I'd be curious what your thoughts are on the structure I propose in this comment of mine (different thread): https://news.ycombinator.com/item?id=16867880

If wanting to read from my parent comment: https://news.ycombinator.com/item?id=16851187

> sustainable synthetic blockchain assets are possible

Want do you have in mind?

Well, maybe something like an ethereum on-chain dollar ETF and a decentralized oracle for determining the exchange rate, which is built out of bonds that allow people to get leverage against the underlying ether currency in exchange for providing collateral for the ETF. The problem with such a construct is that (1) the people providing the collateral will insist on high fees and (2) the amount of collateral provided will need to be limited for enough people to participate, so the design would always have a risk for a "broken peg" during extreme fluctuations.
It's not quite the same thing, but Stellar allows the implementation of pegged Assets (e.g. USD), though they are issued by an anchor that you must explicitly trust to redeem those deposits. That could be a bank or other well-capitalized institution however.

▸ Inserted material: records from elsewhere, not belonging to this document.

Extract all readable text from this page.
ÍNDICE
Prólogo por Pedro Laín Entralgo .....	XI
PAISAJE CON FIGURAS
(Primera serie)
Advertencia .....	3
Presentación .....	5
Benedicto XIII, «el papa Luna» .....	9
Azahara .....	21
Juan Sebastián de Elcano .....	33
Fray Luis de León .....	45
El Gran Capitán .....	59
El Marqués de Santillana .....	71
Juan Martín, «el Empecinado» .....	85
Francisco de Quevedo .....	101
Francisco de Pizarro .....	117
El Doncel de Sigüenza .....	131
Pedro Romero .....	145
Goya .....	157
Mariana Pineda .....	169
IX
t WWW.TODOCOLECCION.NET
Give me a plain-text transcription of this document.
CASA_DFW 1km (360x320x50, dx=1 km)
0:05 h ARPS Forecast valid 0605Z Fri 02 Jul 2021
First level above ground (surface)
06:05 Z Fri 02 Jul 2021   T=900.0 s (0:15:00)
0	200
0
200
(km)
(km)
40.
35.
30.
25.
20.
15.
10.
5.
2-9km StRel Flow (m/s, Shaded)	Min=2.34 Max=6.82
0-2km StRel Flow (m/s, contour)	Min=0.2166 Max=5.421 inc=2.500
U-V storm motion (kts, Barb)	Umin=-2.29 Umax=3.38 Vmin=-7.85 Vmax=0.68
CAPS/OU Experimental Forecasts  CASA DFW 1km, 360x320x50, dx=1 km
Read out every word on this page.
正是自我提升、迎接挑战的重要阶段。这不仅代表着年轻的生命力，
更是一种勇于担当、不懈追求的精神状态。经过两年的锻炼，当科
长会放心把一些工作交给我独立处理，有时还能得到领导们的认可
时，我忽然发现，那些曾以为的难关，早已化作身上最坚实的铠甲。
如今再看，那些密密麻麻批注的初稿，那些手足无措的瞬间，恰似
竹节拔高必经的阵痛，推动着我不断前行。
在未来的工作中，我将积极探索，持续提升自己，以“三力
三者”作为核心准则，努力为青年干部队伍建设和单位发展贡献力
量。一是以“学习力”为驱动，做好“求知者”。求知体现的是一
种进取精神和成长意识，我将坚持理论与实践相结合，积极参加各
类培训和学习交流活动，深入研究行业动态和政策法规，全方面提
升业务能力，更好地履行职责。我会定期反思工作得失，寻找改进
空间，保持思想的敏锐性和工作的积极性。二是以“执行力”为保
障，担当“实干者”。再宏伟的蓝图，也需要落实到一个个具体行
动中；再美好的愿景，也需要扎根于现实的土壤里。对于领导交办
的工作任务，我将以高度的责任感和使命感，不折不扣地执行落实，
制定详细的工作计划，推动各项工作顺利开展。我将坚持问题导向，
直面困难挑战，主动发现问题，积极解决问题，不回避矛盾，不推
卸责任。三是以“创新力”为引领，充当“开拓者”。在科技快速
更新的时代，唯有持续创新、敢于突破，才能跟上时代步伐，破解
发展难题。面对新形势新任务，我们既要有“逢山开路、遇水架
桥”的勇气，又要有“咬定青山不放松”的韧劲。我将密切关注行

This is basically the BTC Tether model, except hopefully some anchors will step up that can actually complete an audit without breaking up with their auditors.

I'm not all that convinced that it will be possible to create a stable synthetic blockchain asset without either explicitly pegging to fiat (a la Stellar) or having a big and diverse enough slice of GDP flowing through the system so that speculative activities are a minority of transaction volume.